RUTH SUNDERLAND: KPMG boss must be champion of diversity

RUTH SUNDERLAND: KPMG boss had to go – if you take job of senior partner at Big Four audit firm, you sign up to be a champion of diversity

  • The views Bill Michael expressed are incompatible with leading a top accountancy firm
  • For a multi-millionaire chief to tell his staff to ‘stop moaning’ about coronavirus is not brimming with empathy 
  • Michael describes himself as ‘an ally’ of disadvantaged groups 

Supporters of Bill Michael, the KPMG boss who quit over politically incorrect comments, believe mollycoddling employers have created a generation of snowflakes on the staff. 

I have more than a smidgen of sympathy with that view. It takes only a glimpse at social media to see plenty of others in my age group and above feel the same. 

But the idea that Mr Michael is the victim of a workplace culture war is nonsense. He had to go – because whether right or wrong, the views he expressed are incompatible with leading a top accountancy firm. 

Sign of the times: The views Bill Michael expressed are incompatible with leading a top accountancy firm

True, back in the day, as youngsters confronted with dinosaur-like behaviour at work, my peer group would mutter ‘Jurassic Park’ amongst ourselves and shrug. We had no choice, since neither social media nor diversity had been invented, so scurrying to HR or posting a denunciatory video online was not an option. 

We were not terribly concerned with unconscious bias, which Mr Michael dismissed as ‘crap’. In those days, the fully conscious variant was still rampant. But why wish the hair-curling levels of sexism and racism that were routine decades ago on today’s young employees? 

Maybe overcoming bias bred resilience in some, but prejudice also curbed and even destroyed potential on a vast scale. 

And for a multi-millionaire chief to tell his staff to ‘stop moaning’ about coronavirus is not brimming with empathy, even if the employees are relatively privileged. The point here, however, is not whether or not his remarks were obnoxious or false. KPMG is a firm which, despite having a despicable record of shoddy auditing, paints itself as a caring and diversity-conscious employer. 

Therefore, Mr Michael had to resign because of the hypocrisy. 

The idea that middle-aged male bosses are cowed into silence by younger, woke employees is wide of the mark.

Try telling it to Charlie Mullins, the Pimlico Plumbers founder, whose opinions on furlough, Covid jabs and the like make Mr Michael look like a silver-tongued diplomat. 

Yet the fact that Mr Mullins is a stranger to tact in all its forms has not hurt his career in the slightest. 

Since he has not put his name to elaborate equality programmes, he cannot be accused of being two-faced.
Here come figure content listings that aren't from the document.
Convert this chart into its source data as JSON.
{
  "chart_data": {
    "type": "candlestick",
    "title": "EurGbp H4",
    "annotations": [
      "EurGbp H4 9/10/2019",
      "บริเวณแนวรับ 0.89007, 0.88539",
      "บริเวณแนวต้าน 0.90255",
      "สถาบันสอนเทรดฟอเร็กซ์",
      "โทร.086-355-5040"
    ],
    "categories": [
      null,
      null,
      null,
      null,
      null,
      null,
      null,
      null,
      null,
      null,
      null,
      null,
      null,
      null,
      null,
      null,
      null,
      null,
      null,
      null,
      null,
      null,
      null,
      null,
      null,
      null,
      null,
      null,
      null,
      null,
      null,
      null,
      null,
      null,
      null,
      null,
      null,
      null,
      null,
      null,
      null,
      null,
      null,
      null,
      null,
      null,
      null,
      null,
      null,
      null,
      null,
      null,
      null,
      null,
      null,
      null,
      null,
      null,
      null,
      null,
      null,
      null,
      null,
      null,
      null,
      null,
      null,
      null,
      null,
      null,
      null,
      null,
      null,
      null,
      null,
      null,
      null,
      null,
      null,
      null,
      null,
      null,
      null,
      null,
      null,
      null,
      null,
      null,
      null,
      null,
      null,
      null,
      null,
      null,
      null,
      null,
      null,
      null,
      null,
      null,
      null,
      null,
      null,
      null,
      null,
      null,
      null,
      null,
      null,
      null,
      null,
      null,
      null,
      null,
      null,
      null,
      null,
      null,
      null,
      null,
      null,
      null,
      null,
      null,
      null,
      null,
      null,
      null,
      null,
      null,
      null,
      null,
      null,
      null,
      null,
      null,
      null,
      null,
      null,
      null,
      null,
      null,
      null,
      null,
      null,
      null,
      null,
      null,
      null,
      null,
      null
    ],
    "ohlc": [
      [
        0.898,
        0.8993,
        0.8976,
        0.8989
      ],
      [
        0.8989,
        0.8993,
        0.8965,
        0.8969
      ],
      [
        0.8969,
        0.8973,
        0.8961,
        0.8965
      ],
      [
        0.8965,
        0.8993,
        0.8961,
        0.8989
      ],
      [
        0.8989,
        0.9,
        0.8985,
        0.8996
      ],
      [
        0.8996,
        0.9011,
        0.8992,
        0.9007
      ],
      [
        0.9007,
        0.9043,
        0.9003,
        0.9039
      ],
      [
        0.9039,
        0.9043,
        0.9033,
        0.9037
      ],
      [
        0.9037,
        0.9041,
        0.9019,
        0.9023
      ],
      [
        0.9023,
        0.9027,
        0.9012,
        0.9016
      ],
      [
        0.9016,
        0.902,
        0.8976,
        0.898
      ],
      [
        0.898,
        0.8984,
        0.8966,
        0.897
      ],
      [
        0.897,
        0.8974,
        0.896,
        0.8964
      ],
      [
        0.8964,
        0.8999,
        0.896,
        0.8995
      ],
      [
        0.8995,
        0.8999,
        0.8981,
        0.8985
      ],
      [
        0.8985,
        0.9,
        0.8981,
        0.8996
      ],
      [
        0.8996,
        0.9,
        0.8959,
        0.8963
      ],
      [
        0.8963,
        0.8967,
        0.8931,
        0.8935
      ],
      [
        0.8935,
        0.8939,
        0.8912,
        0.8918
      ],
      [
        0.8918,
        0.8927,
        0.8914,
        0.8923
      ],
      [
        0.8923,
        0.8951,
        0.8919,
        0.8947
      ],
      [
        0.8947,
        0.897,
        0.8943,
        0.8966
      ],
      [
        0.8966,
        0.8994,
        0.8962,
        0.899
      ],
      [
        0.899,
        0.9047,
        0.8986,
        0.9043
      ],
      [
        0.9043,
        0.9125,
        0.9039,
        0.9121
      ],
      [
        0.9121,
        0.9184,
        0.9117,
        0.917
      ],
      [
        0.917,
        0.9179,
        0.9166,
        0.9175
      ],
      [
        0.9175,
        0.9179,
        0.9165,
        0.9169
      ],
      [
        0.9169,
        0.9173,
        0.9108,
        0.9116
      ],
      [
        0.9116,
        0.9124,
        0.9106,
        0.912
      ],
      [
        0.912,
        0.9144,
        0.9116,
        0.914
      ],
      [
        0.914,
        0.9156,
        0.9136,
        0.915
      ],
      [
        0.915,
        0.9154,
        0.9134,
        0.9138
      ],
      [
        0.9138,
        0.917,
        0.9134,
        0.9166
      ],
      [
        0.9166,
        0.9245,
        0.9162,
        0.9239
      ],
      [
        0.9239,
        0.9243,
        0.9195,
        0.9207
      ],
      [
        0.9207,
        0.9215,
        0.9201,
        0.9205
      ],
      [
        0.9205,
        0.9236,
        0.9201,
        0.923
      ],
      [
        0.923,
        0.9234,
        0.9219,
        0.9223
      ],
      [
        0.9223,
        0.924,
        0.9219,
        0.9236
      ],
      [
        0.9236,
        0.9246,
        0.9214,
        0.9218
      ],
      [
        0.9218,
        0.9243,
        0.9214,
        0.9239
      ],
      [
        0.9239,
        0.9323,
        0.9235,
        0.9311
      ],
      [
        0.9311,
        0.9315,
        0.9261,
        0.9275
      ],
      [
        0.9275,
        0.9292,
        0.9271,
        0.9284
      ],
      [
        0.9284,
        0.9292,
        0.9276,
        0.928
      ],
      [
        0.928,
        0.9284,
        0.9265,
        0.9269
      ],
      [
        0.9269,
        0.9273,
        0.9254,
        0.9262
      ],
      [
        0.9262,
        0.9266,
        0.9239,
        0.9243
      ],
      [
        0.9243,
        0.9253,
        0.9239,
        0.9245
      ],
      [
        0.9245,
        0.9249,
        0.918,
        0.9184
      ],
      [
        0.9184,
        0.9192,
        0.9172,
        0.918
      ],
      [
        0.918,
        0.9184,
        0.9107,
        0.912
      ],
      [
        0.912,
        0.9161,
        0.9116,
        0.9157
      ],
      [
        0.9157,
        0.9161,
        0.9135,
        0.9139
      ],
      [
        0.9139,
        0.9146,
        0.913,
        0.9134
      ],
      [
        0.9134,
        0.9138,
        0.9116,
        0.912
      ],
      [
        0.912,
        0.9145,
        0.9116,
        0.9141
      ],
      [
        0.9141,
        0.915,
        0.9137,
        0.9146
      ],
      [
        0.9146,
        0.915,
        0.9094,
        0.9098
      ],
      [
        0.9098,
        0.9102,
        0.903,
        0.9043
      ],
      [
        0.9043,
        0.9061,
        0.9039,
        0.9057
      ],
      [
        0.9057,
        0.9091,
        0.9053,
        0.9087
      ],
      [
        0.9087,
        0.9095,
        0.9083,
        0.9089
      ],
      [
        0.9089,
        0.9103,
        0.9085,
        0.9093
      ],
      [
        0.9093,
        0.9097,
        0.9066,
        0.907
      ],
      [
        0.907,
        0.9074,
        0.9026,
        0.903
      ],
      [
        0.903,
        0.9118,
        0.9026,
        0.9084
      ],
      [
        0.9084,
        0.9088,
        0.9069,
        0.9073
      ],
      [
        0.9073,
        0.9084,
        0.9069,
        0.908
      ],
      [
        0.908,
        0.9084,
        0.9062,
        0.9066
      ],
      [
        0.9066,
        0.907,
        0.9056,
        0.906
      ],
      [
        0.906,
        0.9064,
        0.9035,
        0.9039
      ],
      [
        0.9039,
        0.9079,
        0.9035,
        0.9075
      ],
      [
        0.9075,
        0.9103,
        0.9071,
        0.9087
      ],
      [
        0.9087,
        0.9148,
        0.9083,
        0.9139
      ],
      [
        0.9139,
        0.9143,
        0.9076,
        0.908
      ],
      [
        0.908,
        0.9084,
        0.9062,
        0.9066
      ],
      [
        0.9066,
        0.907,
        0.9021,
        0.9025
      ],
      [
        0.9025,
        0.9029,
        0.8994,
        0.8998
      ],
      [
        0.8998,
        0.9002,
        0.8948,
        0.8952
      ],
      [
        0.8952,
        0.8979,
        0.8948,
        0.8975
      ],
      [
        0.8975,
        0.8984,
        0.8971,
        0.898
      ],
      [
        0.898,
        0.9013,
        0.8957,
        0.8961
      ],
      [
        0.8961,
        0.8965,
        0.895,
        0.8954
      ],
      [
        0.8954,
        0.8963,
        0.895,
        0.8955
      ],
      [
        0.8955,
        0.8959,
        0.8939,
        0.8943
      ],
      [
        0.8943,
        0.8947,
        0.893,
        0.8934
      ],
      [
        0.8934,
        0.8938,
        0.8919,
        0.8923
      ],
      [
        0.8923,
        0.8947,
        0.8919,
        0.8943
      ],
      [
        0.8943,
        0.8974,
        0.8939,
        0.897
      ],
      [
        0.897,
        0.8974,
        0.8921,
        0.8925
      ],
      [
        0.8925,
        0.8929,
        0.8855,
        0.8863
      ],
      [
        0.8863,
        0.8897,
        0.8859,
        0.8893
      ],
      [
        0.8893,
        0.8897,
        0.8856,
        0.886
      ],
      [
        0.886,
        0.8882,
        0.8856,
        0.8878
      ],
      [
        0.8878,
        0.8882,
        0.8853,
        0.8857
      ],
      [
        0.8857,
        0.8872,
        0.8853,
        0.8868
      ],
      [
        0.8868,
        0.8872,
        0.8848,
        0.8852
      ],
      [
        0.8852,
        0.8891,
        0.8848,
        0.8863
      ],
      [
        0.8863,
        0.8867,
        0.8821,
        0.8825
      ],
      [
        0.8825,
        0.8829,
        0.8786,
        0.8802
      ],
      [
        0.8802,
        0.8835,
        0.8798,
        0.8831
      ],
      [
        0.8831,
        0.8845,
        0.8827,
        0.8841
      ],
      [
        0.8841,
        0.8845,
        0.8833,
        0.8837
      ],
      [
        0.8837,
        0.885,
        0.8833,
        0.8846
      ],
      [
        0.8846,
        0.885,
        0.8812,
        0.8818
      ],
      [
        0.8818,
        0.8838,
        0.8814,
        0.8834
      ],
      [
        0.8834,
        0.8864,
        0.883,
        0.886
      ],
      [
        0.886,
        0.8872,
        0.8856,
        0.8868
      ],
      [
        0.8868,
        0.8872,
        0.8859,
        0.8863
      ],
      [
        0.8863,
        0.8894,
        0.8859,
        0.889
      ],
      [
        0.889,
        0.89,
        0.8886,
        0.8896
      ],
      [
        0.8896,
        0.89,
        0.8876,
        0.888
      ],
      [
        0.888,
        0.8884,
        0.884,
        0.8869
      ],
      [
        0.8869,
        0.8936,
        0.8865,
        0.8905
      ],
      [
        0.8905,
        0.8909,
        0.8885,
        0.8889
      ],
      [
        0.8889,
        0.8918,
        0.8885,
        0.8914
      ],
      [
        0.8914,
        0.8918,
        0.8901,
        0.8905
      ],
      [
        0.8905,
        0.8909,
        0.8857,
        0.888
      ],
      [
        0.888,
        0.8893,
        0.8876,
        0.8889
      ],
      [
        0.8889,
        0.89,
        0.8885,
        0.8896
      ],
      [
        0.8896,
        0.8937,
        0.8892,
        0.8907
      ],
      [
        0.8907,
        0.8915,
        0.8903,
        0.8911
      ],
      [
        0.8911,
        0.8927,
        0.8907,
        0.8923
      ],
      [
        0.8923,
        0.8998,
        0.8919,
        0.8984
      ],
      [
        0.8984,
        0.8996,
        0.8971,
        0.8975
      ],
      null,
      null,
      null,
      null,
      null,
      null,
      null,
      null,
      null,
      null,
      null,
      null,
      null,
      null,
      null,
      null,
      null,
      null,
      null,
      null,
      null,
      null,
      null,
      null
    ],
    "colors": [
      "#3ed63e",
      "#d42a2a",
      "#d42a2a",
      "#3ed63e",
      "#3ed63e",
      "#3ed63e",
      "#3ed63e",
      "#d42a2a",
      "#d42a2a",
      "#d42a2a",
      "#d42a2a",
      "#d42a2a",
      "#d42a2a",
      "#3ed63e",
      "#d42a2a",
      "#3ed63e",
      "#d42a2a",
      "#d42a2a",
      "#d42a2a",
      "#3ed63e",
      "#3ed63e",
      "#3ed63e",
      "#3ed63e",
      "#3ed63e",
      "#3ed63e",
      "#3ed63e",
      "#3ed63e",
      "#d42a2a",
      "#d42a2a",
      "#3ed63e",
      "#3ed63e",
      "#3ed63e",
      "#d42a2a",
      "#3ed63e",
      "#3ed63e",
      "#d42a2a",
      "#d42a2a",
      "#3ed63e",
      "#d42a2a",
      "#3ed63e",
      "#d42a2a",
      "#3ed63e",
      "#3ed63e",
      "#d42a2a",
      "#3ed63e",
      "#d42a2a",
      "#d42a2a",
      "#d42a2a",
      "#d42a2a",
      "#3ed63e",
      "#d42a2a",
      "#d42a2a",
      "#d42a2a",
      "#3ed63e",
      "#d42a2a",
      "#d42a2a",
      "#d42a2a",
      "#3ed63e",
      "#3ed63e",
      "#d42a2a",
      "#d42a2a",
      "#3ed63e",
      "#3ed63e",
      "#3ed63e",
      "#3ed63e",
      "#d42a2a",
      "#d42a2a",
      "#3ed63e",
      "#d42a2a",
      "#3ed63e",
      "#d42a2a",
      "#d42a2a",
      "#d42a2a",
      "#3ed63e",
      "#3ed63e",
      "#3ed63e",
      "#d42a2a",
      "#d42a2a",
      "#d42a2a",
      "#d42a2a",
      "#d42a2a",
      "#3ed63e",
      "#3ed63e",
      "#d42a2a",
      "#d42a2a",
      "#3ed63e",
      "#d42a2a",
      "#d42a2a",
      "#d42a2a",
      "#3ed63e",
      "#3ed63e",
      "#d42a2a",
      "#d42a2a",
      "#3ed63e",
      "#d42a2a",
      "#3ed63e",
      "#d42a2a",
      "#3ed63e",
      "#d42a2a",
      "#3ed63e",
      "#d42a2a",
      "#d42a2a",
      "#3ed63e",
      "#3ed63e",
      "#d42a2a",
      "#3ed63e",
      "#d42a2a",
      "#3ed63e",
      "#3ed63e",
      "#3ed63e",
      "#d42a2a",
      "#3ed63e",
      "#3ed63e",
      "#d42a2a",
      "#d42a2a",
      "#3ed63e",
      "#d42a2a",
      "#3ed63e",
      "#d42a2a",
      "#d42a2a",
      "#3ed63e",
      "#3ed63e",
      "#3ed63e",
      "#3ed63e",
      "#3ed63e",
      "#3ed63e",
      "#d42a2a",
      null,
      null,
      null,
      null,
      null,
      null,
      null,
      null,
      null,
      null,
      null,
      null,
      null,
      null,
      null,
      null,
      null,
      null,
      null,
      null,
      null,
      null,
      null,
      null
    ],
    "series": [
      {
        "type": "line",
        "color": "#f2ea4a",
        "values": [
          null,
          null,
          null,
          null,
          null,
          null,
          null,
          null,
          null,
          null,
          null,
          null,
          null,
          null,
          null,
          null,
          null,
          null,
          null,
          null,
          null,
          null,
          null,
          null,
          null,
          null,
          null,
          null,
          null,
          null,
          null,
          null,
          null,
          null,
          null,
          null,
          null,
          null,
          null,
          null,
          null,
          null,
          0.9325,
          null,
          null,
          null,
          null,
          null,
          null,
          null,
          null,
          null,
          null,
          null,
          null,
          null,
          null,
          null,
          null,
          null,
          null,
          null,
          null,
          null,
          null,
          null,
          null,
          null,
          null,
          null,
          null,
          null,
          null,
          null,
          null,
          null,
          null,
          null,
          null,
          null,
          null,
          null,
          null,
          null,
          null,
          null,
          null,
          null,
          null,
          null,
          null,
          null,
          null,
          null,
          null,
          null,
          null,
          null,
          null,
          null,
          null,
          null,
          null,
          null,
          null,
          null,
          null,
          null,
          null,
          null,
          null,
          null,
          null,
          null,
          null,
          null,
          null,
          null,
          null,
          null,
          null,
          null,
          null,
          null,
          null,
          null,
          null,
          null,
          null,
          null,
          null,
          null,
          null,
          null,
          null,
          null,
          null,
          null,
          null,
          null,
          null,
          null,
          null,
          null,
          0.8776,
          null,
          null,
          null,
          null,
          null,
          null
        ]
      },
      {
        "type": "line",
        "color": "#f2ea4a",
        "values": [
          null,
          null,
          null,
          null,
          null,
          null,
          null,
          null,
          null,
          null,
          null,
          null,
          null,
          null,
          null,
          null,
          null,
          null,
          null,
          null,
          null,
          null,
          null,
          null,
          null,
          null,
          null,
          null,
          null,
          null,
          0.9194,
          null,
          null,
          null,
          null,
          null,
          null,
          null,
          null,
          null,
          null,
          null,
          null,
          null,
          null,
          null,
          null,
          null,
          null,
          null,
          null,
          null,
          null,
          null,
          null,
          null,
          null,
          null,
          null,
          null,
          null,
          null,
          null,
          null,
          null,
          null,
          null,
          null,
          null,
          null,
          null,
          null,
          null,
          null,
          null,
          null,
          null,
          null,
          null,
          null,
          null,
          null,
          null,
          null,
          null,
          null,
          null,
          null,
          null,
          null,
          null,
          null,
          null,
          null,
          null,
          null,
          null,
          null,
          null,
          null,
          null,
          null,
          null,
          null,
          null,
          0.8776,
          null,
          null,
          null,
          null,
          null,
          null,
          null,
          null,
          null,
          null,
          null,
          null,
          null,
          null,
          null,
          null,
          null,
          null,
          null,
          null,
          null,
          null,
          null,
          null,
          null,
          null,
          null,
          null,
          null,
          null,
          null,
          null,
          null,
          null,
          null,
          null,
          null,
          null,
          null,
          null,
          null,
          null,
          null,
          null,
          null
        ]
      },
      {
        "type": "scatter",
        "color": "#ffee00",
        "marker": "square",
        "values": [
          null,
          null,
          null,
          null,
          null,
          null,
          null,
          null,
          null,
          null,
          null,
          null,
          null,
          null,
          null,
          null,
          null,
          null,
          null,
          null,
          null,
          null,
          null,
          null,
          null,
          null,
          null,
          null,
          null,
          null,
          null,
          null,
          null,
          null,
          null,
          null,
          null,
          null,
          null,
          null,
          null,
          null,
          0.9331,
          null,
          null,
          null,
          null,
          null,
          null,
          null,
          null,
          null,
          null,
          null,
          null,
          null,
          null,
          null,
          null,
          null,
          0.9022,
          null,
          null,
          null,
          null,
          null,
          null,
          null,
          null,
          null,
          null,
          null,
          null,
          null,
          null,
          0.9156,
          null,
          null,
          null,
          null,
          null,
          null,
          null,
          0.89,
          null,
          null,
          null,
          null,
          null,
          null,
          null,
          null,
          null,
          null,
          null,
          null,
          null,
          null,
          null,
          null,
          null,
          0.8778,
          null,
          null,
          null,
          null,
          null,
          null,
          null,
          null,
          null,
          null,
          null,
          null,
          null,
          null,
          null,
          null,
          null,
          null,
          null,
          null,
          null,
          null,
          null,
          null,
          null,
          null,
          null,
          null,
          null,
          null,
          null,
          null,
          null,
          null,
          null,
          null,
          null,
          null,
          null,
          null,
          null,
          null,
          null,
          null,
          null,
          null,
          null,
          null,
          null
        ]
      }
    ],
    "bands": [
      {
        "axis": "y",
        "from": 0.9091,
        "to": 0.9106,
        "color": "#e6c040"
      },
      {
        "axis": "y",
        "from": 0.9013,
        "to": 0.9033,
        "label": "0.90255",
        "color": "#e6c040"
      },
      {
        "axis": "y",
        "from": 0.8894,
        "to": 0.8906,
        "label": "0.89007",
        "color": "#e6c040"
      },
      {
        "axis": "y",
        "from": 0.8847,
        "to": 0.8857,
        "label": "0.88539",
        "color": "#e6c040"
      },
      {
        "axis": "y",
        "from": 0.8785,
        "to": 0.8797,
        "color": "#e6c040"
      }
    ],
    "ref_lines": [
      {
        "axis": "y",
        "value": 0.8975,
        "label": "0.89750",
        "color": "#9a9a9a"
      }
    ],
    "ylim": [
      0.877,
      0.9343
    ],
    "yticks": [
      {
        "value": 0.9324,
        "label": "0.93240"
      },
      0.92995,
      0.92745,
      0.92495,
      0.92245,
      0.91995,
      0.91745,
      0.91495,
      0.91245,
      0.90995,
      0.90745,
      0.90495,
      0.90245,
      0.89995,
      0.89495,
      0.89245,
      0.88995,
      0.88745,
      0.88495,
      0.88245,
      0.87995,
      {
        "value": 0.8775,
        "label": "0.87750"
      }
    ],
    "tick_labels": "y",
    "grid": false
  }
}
Not so Mr Michael, who boasts in a ‘pay gap’ pamphlet of his role as chairman of KPMG’s Inclusive Leadership Board. He describes himself as ‘an ally’ of disadvantaged groups and invokes the police killing of George Floyd in the corporate bumph as a ‘painful reminder’ of how much more his ex-firm must do. 

KPMG and other hard-nosed audit partnerships want to hire a wider range of people: it is in their commercial interest. 

Being nifty with a calculator is not a talent confined to middle-class men. Clients, particularly entrepreneurs, are from a range of backgrounds and some prefer having an accountant to whom they can relate. 

As huge employers of graduates and apprentices, the Big Four could play a part in creating a fairer, more socially-mobile and prosperous country if they get it right. 

KPMG has a long way to go. Of its 582 partners, fewer than a quarter are female and fewer than one in ten are from a Black, Asian and Minority Ethnic background. 

So if you take the job of a £1.7m-a-year senior partner at a Big Four audit firm, you sign up to be a champion of diversity. 

As for plain-speaking, it’s a shame Mr Michael and his colleagues didn’t do more of it with a long list of audit clients over their questionable accounts.